Democrats’ special session property tax relief plan calls for homeowners to get the same break in the 2023 tax year as they would have gotten under Proposition HH.

Democrats’ bill would reduce the residential assessment rate for the 2023 tax year only to 6.7% from 6.765% and exempt the first $50,000 in a home’s value from taxation, the same reductions for taxes due next year as Proposition HH offered. Property tax rates for commercial property would remain unchanged, however, whereas HH would have cut those rates.

The Democratic special session plan calls for $200 million in general fund dollars to fully reimburse schools and fire districts for the revenue they wouldn’t collect because of the property tax relief.

All other local districts, including hospital and EMS districts, would only get state dollars to make up for their losses if their property tax revenue gains are set to rise less than the rate of inflation. That’s less reimbursement than would have been offered under HH and it will mean that a limited number of local districts will get state aid.

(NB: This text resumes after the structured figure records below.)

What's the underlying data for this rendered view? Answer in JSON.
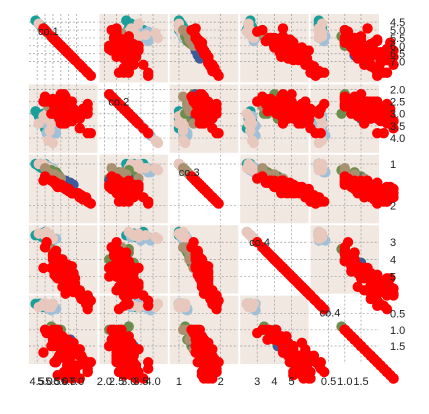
{
  "chart_data": {
    "type": "scatter",
    "variables": [
      {
        "name": "col1",
        "label": "co.1",
        "range": [
          4.3,
          8.0
        ],
        "ticks_bottom": [
          "4.5",
          "5.0",
          "5.5",
          "6.0",
          "6.5",
          "7.0"
        ],
        "ticks_right": [
          "4.5",
          "5.0",
          "5.5",
          "6.0",
          "6.5",
          "7.0"
        ],
        "tick_values": [
          4.5,
          5.0,
          5.5,
          6.0,
          6.5,
          7.0
        ]
      },
      {
        "name": "col2",
        "label": "co.2",
        "range": [
          2.0,
          4.4
        ],
        "ticks_bottom": [
          "2.0",
          "2.5",
          "3.0",
          "3.5",
          "4.0"
        ],
        "ticks_right": [
          "2.0",
          "2.5",
          "3.0",
          "3.5",
          "4.0"
        ],
        "tick_values": [
          2.0,
          2.5,
          3.0,
          3.5,
          4.0
        ]
      },
      {
        "name": "col3",
        "label": "co.3",
        "range": [
          0.9,
          2.3
        ],
        "ticks_bottom": [
          "1",
          "2"
        ],
        "ticks_right": [
          "1",
          "2"
        ],
        "tick_values": [
          1,
          2
        ]
      },
      {
        "name": "col4",
        "label": "co.4",
        "range": [
          2.3,
          5.7
        ],
        "ticks_bottom": [
          "3",
          "4",
          "5"
        ],
        "ticks_right": [
          "3",
          "4",
          "5"
        ],
        "tick_values": [
          3,
          4,
          5
        ]
      },
      {
        "name": "col5",
        "label": "co.4",
        "range": [
          0.1,
          1.9
        ],
        "ticks_bottom": [
          "0.5",
          "1.0",
          "1.5"
        ],
        "ticks_right": [
          "0.5",
          "1.0",
          "1.5"
        ],
        "tick_values": [
          0.5,
          1.0,
          1.5
        ]
      }
    ],
    "groups": [
      {
        "color": "#1a9e9a",
        "center": [
          4.8,
          3.3,
          1.05,
          2.6,
          0.25
        ]
      },
      {
        "color": "#9fc0d8",
        "center": [
          5.2,
          3.1,
          1.1,
          2.7,
          0.3
        ]
      },
      {
        "color": "#e8c8bc",
        "center": [
          5.0,
          3.2,
          1.05,
          2.5,
          0.25
        ]
      },
      {
        "color": "#6b8e4e",
        "center": [
          5.6,
          2.9,
          1.2,
          3.6,
          0.9
        ]
      },
      {
        "color": "#3d5a99",
        "center": [
          5.9,
          2.8,
          1.35,
          4.0,
          1.1
        ]
      },
      {
        "color": "#a89070",
        "center": [
          5.4,
          3.0,
          1.25,
          3.3,
          0.7
        ]
      },
      {
        "color": "#ff0000",
        "center": [
          6.3,
          2.9,
          1.3,
          4.8,
          1.5
        ]
      }
    ],
    "points": [
      [
        4.4,
        2.9,
        1.0,
        2.6,
        0.2,
        0
      ],
      [
        4.6,
        3.1,
        1.05,
        2.5,
        0.2,
        0
      ],
      [
        4.8,
        3.4,
        1.1,
        2.7,
        0.3,
        0
      ],
      [
        5.0,
        3.6,
        1.0,
        2.4,
        0.2,
        0
      ],
      [
        4.9,
        3.0,
        1.05,
        2.6,
        0.25,
        0
      ],
      [
        5.1,
        3.5,
        1.1,
        2.8,
        0.3,
        0
      ],
      [
        4.7,
        3.2,
        1.0,
        2.5,
        0.2,
        0
      ],
      [
        5.0,
        3.3,
        1.15,
        2.7,
        0.3,
        0
      ],
      [
        5.0,
        3.4,
        1.05,
        2.6,
        0.2,
        1
      ],
      [
        5.2,
        3.5,
        1.1,
        2.8,
        0.3,
        1
      ],
      [
        5.4,
        3.9,
        1.2,
        2.9,
        0.4,
        1
      ],
      [
        5.1,
        3.8,
        1.1,
        2.7,
        0.3,
        1
      ],
      [
        5.3,
        3.7,
        1.15,
        2.6,
        0.25,
        1
      ],
      [
        5.5,
        3.5,
        1.1,
        2.9,
        0.2,
        1
      ],
      [
        5.2,
        3.1,
        1.05,
        2.7,
        0.3,
        1
      ],
      [
        5.7,
        3.8,
        1.2,
        2.8,
        0.35,
        1
      ],
      [
        4.9,
        3.1,
        1.0,
        2.5,
        0.2,
        2
      ],
      [
        5.0,
        3.2,
        1.05,
        2.6,
        0.25,
        2
      ],
      [
        5.1,
        3.0,
        1.1,
        2.4,
        0.2,
        2
      ],
      [
        5.4,
        3.4,
        1.15,
        2.7,
        0.3,
        2
      ],
      [
        4.6,
        3.4,
        1.0,
        2.5,
        0.3,
        2
      ],
      [
        5.3,
        3.7,
        1.1,
        2.6,
        0.25,
        2
      ],
      [
        5.5,
        4.2,
        1.15,
        2.8,
        0.2,
        2
      ],
      [
        5.2,
        4.1,
        1.1,
        2.7,
        0.3,
        2
      ],
      [
        5.5,
        2.4,
        1.2,
        3.5,
        1.0,
        3
      ],
      [
        5.7,
        2.8,
        1.3,
        3.8,
        1.2,
        3
      ],
      [
        5.8,
        2.7,
        1.25,
        3.9,
        1.1,
        3
      ],
      [
        6.0,
        2.2,
        1.35,
        4.0,
        1.0,
        3
      ],
      [
        5.6,
        3.0,
        1.2,
        3.6,
        1.3,
        3
      ],
      [
        5.4,
        3.0,
        1.15,
        3.4,
        0.9,
        3
      ],
      [
        5.9,
        3.2,
        1.3,
        4.2,
        1.5,
        3
      ],
      [
        5.7,
        2.6,
        1.2,
        3.5,
        1.0,
        3
      ],
      [
        6.1,
        2.8,
        1.4,
        4.0,
        1.3,
        4
      ],
      [
        5.9,
        3.0,
        1.35,
        4.2,
        1.5,
        4
      ],
      [
        6.3,
        2.5,
        1.4,
        4.4,
        1.3,
        4
      ],
      [
        6.6,
        2.9,
        1.45,
        4.6,
        1.3,
        4
      ],
      [
        6.2,
        2.2,
        1.4,
        4.5,
        1.5,
        4
      ],
      [
        6.8,
        2.8,
        1.5,
        4.8,
        1.4,
        4
      ],
      [
        6.4,
        3.2,
        1.45,
        4.5,
        1.5,
        4
      ],
      [
        5.8,
        2.7,
        1.3,
        4.1,
        1.0,
        4
      ],
      [
        5.5,
        2.5,
        1.25,
        4.0,
        1.3,
        5
      ],
      [
        5.8,
        2.6,
        1.3,
        3.9,
        1.2,
        5
      ],
      [
        5.2,
        2.7,
        1.2,
        3.3,
        1.0,
        5
      ],
      [
        5.6,
        2.9,
        1.25,
        3.6,
        1.3,
        5
      ],
      [
        6.0,
        3.4,
        1.35,
        4.5,
        1.6,
        5
      ],
      [
        5.0,
        2.3,
        1.1,
        3.3,
        1.0,
        5
      ],
      [
        6.3,
        3.3,
        1.6,
        6.0,
        2.5,
        6
      ],
      [
        5.8,
        2.7,
        1.55,
        5.1,
        1.9,
        6
      ],
      [
        7.1,
        3.0,
        1.7,
        5.9,
        2.1,
        6
      ],
      [
        6.3,
        2.9,
        1.6,
        5.6,
        1.8,
        6
      ],
      [
        6.5,
        3.0,
        1.65,
        5.8,
        2.2,
        6
      ],
      [
        7.6,
        3.0,
        1.8,
        6.6,
        2.1,
        6
      ],
      [
        4.9,
        2.5,
        1.4,
        4.5,
        1.7,
        6
      ],
      [
        7.3,
        2.9,
        1.75,
        6.3,
        1.8,
        6
      ],
      [
        6.7,
        2.5,
        1.7,
        5.8,
        1.8,
        6
      ],
      [
        7.2,
        3.6,
        1.8,
        6.1,
        2.5,
        6
      ],
      [
        6.5,
        3.2,
        1.6,
        5.1,
        2.0,
        6
      ],
      [
        6.4,
        2.7,
        1.6,
        5.3,
        1.9,
        6
      ],
      [
        6.8,
        3.0,
        1.7,
        5.5,
        2.1,
        6
      ],
      [
        5.7,
        2.5,
        1.5,
        5.0,
        2.0,
        6
      ],
      [
        5.8,
        2.8,
        1.55,
        5.1,
        2.4,
        6
      ],
      [
        6.4,
        3.2,
        1.6,
        5.3,
        2.3,
        6
      ],
      [
        6.5,
        3.0,
        1.65,
        5.5,
        1.8,
        6
      ],
      [
        7.7,
        3.8,
        1.9,
        6.7,
        2.2,
        6
      ],
      [
        7.7,
        2.6,
        1.9,
        6.9,
        2.3,
        6
      ],
      [
        6.0,
        2.2,
        1.5,
        5.0,
        1.5,
        6
      ],
      [
        6.9,
        3.2,
        1.7,
        5.7,
        2.3,
        6
      ],
      [
        5.6,
        2.8,
        1.45,
        4.9,
        2.0,
        6
      ],
      [
        7.7,
        2.8,
        1.9,
        6.7,
        2.0,
        6
      ],
      [
        6.3,
        2.7,
        1.6,
        4.9,
        1.8,
        6
      ],
      [
        6.7,
        3.3,
        1.7,
        5.7,
        2.1,
        6
      ],
      [
        7.2,
        3.2,
        1.8,
        6.0,
        1.8,
        6
      ],
      [
        6.2,
        2.8,
        1.55,
        4.8,
        1.8,
        6
      ],
      [
        6.1,
        3.0,
        1.55,
        4.9,
        1.8,
        6
      ],
      [
        6.4,
        2.8,
        1.6,
        5.6,
        2.1,
        6
      ],
      [
        7.2,
        3.0,
        1.8,
        5.8,
        1.6,
        6
      ],
      [
        7.4,
        2.8,
        1.85,
        6.1,
        1.9,
        6
      ],
      [
        7.9,
        3.8,
        1.95,
        6.4,
        2.0,
        6
      ],
      [
        6.4,
        2.8,
        1.6,
        5.6,
        2.2,
        6
      ],
      [
        6.3,
        2.8,
        1.6,
        5.1,
        1.5,
        6
      ],
      [
        6.1,
        2.6,
        1.55,
        5.6,
        1.4,
        6
      ],
      [
        7.7,
        3.0,
        1.9,
        6.1,
        2.3,
        6
      ],
      [
        6.3,
        3.4,
        1.6,
        5.6,
        2.4,
        6
      ],
      [
        6.4,
        3.1,
        1.6,
        5.5,
        1.8,
        6
      ],
      [
        6.0,
        3.0,
        1.5,
        4.8,
        1.8,
        6
      ],
      [
        6.9,
        3.1,
        1.7,
        5.4,
        2.1,
        6
      ],
      [
        6.7,
        3.1,
        1.7,
        5.6,
        2.4,
        6
      ],
      [
        6.9,
        3.1,
        1.7,
        5.1,
        2.3,
        6
      ],
      [
        5.8,
        2.7,
        1.5,
        5.1,
        1.9,
        6
      ],
      [
        6.8,
        3.2,
        1.7,
        5.9,
        2.3,
        6
      ],
      [
        6.7,
        3.3,
        1.7,
        5.7,
        2.5,
        6
      ],
      [
        6.7,
        3.0,
        1.7,
        5.2,
        2.3,
        6
      ],
      [
        6.3,
        2.5,
        1.6,
        5.0,
        1.9,
        6
      ],
      [
        6.5,
        3.0,
        1.65,
        5.2,
        2.0,
        6
      ],
      [
        6.2,
        3.4,
        1.55,
        5.4,
        2.3,
        6
      ],
      [
        5.9,
        3.0,
        1.5,
        5.1,
        1.8,
        6
      ],
      [
        6.6,
        3.0,
        1.65,
        4.4,
        1.4,
        6
      ],
      [
        6.1,
        2.9,
        1.55,
        4.7,
        1.4,
        6
      ],
      [
        5.6,
        2.9,
        1.45,
        3.6,
        1.3,
        6
      ],
      [
        6.7,
        3.1,
        1.7,
        4.4,
        1.4,
        6
      ],
      [
        5.6,
        3.0,
        1.45,
        4.5,
        1.5,
        6
      ],
      [
        5.8,
        2.7,
        1.5,
        4.1,
        1.0,
        6
      ],
      [
        6.2,
        2.2,
        1.55,
        4.5,
        1.5,
        6
      ],
      [
        5.6,
        2.5,
        1.45,
        3.9,
        1.1,
        6
      ],
      [
        5.9,
        3.2,
        1.5,
        4.8,
        1.8,
        6
      ],
      [
        6.1,
        2.8,
        1.55,
        4.0,
        1.3,
        6
      ],
      [
        6.3,
        2.5,
        1.6,
        4.9,
        1.5,
        6
      ],
      [
        6.1,
        2.8,
        1.55,
        4.7,
        1.2,
        6
      ],
      [
        6.4,
        2.9,
        1.6,
        4.3,
        1.3,
        6
      ],
      [
        6.6,
        3.0,
        1.65,
        4.4,
        1.4,
        6
      ],
      [
        6.8,
        2.8,
        1.7,
        4.8,
        1.4,
        6
      ],
      [
        6.7,
        3.0,
        1.7,
        5.0,
        1.7,
        6
      ],
      [
        6.0,
        2.9,
        1.5,
        4.5,
        1.5,
        6
      ],
      [
        5.7,
        2.6,
        1.45,
        3.5,
        1.0,
        6
      ],
      [
        5.5,
        2.4,
        1.4,
        3.8,
        1.1,
        6
      ],
      [
        5.5,
        2.4,
        1.4,
        3.7,
        1.0,
        6
      ],
      [
        5.8,
        2.7,
        1.5,
        3.9,
        1.2,
        6
      ],
      [
        6.0,
        2.7,
        1.5,
        5.1,
        1.6,
        6
      ],
      [
        5.4,
        3.0,
        1.4,
        4.5,
        1.5,
        6
      ],
      [
        6.0,
        3.4,
        1.5,
        4.5,
        1.6,
        6
      ],
      [
        6.7,
        3.1,
        1.7,
        4.7,
        1.5,
        6
      ],
      [
        6.3,
        2.3,
        1.6,
        4.4,
        1.3,
        6
      ],
      [
        5.6,
        3.0,
        1.45,
        4.1,
        1.3,
        6
      ],
      [
        5.5,
        2.5,
        1.4,
        4.0,
        1.3,
        6
      ],
      [
        5.5,
        2.6,
        1.4,
        4.4,
        1.2,
        6
      ],
      [
        6.1,
        3.0,
        1.55,
        4.6,
        1.4,
        6
      ],
      [
        5.8,
        2.6,
        1.5,
        4.0,
        1.2,
        6
      ],
      [
        5.0,
        2.3,
        1.3,
        3.3,
        1.0,
        6
      ],
      [
        5.6,
        2.7,
        1.45,
        4.2,
        1.3,
        6
      ],
      [
        5.7,
        3.0,
        1.45,
        4.2,
        1.2,
        6
      ],
      [
        5.7,
        2.9,
        1.45,
        4.2,
        1.3,
        6
      ],
      [
        6.2,
        2.9,
        1.55,
        4.3,
        1.3,
        6
      ],
      [
        5.1,
        2.5,
        1.35,
        3.0,
        1.1,
        6
      ],
      [
        5.7,
        2.8,
        1.45,
        4.1,
        1.3,
        6
      ]
    ]
  }
}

The plan, which passed out of the Senate Finance Committee on Friday along party lines after local districts asked for more money, doesn’t call for using any additional Taxpayer’s Bill of Rights surplus or general fund reserve dollars to reimburse school and local districts for their property tax losses, – pools of money Polis last week suggested the legislature could tap into.

Democrats are also running bills during the special session to expand the earned income tax credit, make TABOR refund checks the same amount for every taxpayer and tap into federal dollars that pay for meals for children from low-income families during the summer.

The Democratic majority at the Capitol voted down every Republican special session bill introduced Friday.